Broker vs. Fiduciary: Who’s Minding Your Finances?

Feb 3, 2017 Dave Homan Posted in Articles

Does your financial adviser have your best interests at heart? How can you be sure? Is your adviser a fiduciary or not? If you’re not sure, it may be a good time to find out. The fiduciary standard of care was laid out in the Investment Adviser Act of 1940. This standard requires registered investment advisers, or RIAs, to act in a client’s best interests with the intent to eliminate, or disclose, all potential conflicts of interest which might cause the adviser to render advice that is not in the best interests of the client. Unfortunately, neither the financial industry nor lawmakers have yet to establish a consistent adviser standard for providing investment recommendations to retail investors.  

SUITABILITY VS. FIDUCIARY: A BIG DIFFERENCE

Broker dealers, insurance salespersons, and advisers operating under the “suitability standard” are not to be deemed investment advisers and therefore are not subject to the same fiduciary standards as RIA when recommending investments to investors. They are only required to have a reasonable basis for believing an investment is suitable based on personal situation — considering income, net worth, investment objectives, risk tolerance, and other assets. The President’s Council of Economic Advisers estimates that nonfiduciary advice costs American investors 1 percent of their return annually, amounting to $17 billion lost dollars each year. This is most likely due to the transactional nature of the relationship between the adviser and client.  

FIDUCIARY STANDARD OF CARE

Not only does the fiduciary standard of care require RIAs to act in utmost good faith and in a manner he or she believes to be in your best interest, ahead of his own, but also it means that all recommendations, services, and/or products include the best possible options for you. The best fiduciary relationships also include the ongoing monitoring of your personal situation and life transitions (employment changes, an unexpected windfall, children, etc.) that may warrant a change in financial recommendations or investment strategy.  

QUESTIONS WORTH ASKING

Here are some questions to think about asking when considering working with an adviser. 1. Are you a fiduciary? In most cases the benefits of working with a fiduciary make sense for the long-term investor. 2. How often will you monitor my investments?
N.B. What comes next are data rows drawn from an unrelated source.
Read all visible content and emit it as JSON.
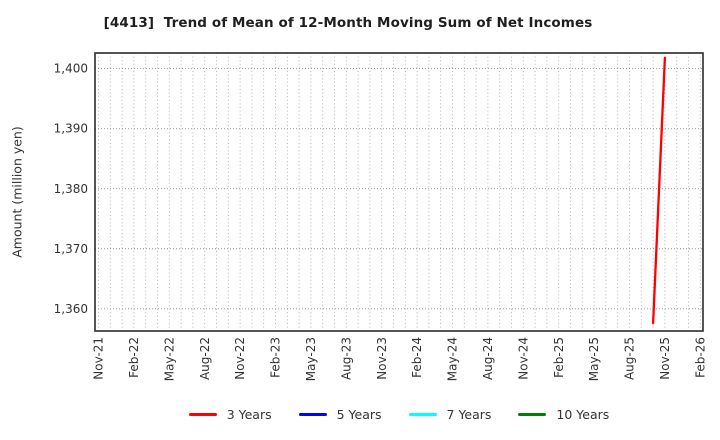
{
  "figure": {
    "background_color": "#ffffff",
    "text_color": "#333333",
    "grid_color": "#a3a3a3",
    "border_color": "#2b2b2b"
  },
  "chart_data": {
    "type": "line",
    "title": "[4413]  Trend of Mean of 12-Month Moving Sum of Net Incomes",
    "ylabel": "Amount (million yen)",
    "xlabel": "",
    "grid": true,
    "legend_position": "bottom",
    "x_tick_labels": [
      "Nov-21",
      "Feb-22",
      "May-22",
      "Aug-22",
      "Nov-22",
      "Feb-23",
      "May-23",
      "Aug-23",
      "Nov-23",
      "Feb-24",
      "May-24",
      "Aug-24",
      "Nov-24",
      "Feb-25",
      "May-25",
      "Aug-25",
      "Nov-25",
      "Feb-26"
    ],
    "months_per_major_tick": 3,
    "total_months": 51,
    "yticks": [
      1360,
      1370,
      1380,
      1390,
      1400
    ],
    "ytick_labels": [
      "1,360",
      "1,370",
      "1,380",
      "1,390",
      "1,400"
    ],
    "ylim": [
      1356.3,
      1402.6
    ],
    "series": [
      {
        "name": "3 Years",
        "color": "#ff0000",
        "points": [
          {
            "month_index": 47,
            "x_label": "Oct-25",
            "value": 1357.6
          },
          {
            "month_index": 48,
            "x_label": "Nov-25",
            "value": 1401.8
          }
        ]
      },
      {
        "name": "5 Years",
        "color": "#0000ff",
        "points": []
      },
      {
        "name": "7 Years",
        "color": "#00ffff",
        "points": []
      },
      {
        "name": "10 Years",
        "color": "#008000",
        "points": []
      }
    ]
  }
}
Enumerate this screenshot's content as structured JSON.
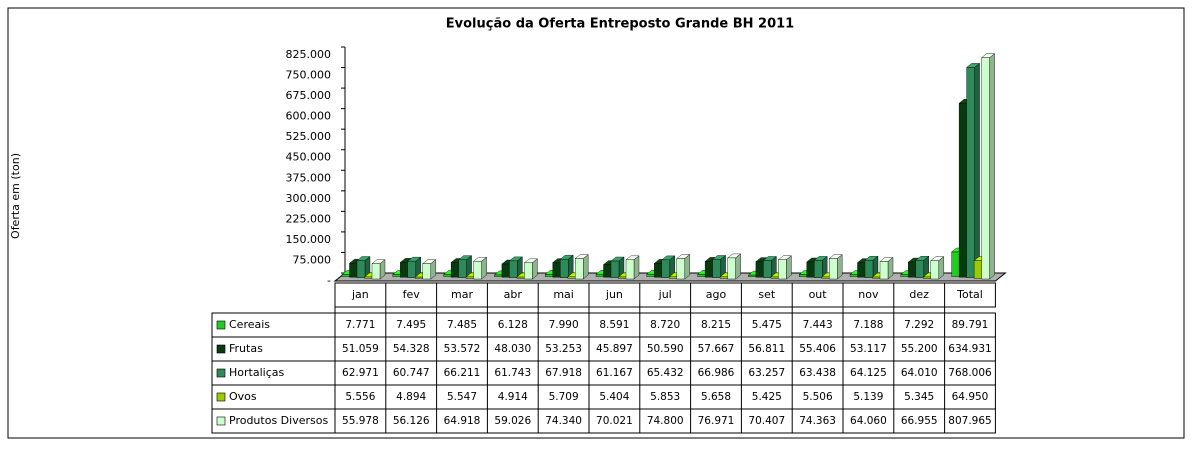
{
  "chart_data": {
    "type": "bar3d",
    "title": "Evolução da Oferta Entreposto Grande BH 2011",
    "y_label": "Oferta em (ton)",
    "categories": [
      "jan",
      "fev",
      "mar",
      "abr",
      "mai",
      "jun",
      "jul",
      "ago",
      "set",
      "out",
      "nov",
      "dez",
      "Total"
    ],
    "ylim": [
      0,
      825000
    ],
    "yticks": [
      {
        "value": 0,
        "label": "-"
      },
      {
        "value": 75000,
        "label": "75.000"
      },
      {
        "value": 150000,
        "label": "150.000"
      },
      {
        "value": 225000,
        "label": "225.000"
      },
      {
        "value": 300000,
        "label": "300.000"
      },
      {
        "value": 375000,
        "label": "375.000"
      },
      {
        "value": 450000,
        "label": "450.000"
      },
      {
        "value": 525000,
        "label": "525.000"
      },
      {
        "value": 600000,
        "label": "600.000"
      },
      {
        "value": 675000,
        "label": "675.000"
      },
      {
        "value": 750000,
        "label": "750.000"
      },
      {
        "value": 825000,
        "label": "825.000"
      }
    ],
    "series": [
      {
        "name": "Cereais",
        "color": "#22cc22",
        "values": [
          7771,
          7495,
          7485,
          6128,
          7990,
          8591,
          8720,
          8215,
          5475,
          7443,
          7188,
          7292,
          89791
        ],
        "value_labels": [
          "7.771",
          "7.495",
          "7.485",
          "6.128",
          "7.990",
          "8.591",
          "8.720",
          "8.215",
          "5.475",
          "7.443",
          "7.188",
          "7.292",
          "89.791"
        ]
      },
      {
        "name": "Frutas",
        "color": "#083a10",
        "values": [
          51059,
          54328,
          53572,
          48030,
          53253,
          45897,
          50590,
          57667,
          56811,
          55406,
          53117,
          55200,
          634931
        ],
        "value_labels": [
          "51.059",
          "54.328",
          "53.572",
          "48.030",
          "53.253",
          "45.897",
          "50.590",
          "57.667",
          "56.811",
          "55.406",
          "53.117",
          "55.200",
          "634.931"
        ]
      },
      {
        "name": "Hortaliças",
        "color": "#2e8a5a",
        "values": [
          62971,
          60747,
          66211,
          61743,
          67918,
          61167,
          65432,
          66986,
          63257,
          63438,
          64125,
          64010,
          768006
        ],
        "value_labels": [
          "62.971",
          "60.747",
          "66.211",
          "61.743",
          "67.918",
          "61.167",
          "65.432",
          "66.986",
          "63.257",
          "63.438",
          "64.125",
          "64.010",
          "768.006"
        ]
      },
      {
        "name": "Ovos",
        "color": "#99cc00",
        "values": [
          5556,
          4894,
          5547,
          4914,
          5709,
          5404,
          5853,
          5658,
          5425,
          5506,
          5139,
          5345,
          64950
        ],
        "value_labels": [
          "5.556",
          "4.894",
          "5.547",
          "4.914",
          "5.709",
          "5.404",
          "5.853",
          "5.658",
          "5.425",
          "5.506",
          "5.139",
          "5.345",
          "64.950"
        ]
      },
      {
        "name": "Produtos Diversos",
        "color": "#ccffcc",
        "values": [
          55978,
          56126,
          64918,
          59026,
          74340,
          70021,
          74800,
          76971,
          70407,
          74363,
          64060,
          66955,
          807965
        ],
        "value_labels": [
          "55.978",
          "56.126",
          "64.918",
          "59.026",
          "74.340",
          "70.021",
          "74.800",
          "76.971",
          "70.407",
          "74.363",
          "64.060",
          "66.955",
          "807.965"
        ]
      }
    ]
  }
}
Investors don’t ask this question often enough, assuming their adviser keeps a close eye on their portfolio. If your adviser is not analyzing your portfolio at least quarterly, you may want to discuss the services offered for the fee you pay. 3. How are you compensated? Disclosure requirements have improved since the last financial crisis, but “hidden” fees remain. Is your adviser working for free? Very low fees should be carefully scrutinized by an investor. The adviser may be receiving undisclosed compensation called “soft dollars” — basically kickbacks for selling a particular investment product that may or may not be in your best interests to purchase. With a new year ahead and much uncertainty in the new political environment, it may be time to review your financial situation. Working with a trusted adviser who has your best interests at heart can provide peace of mind and a sense of financial security.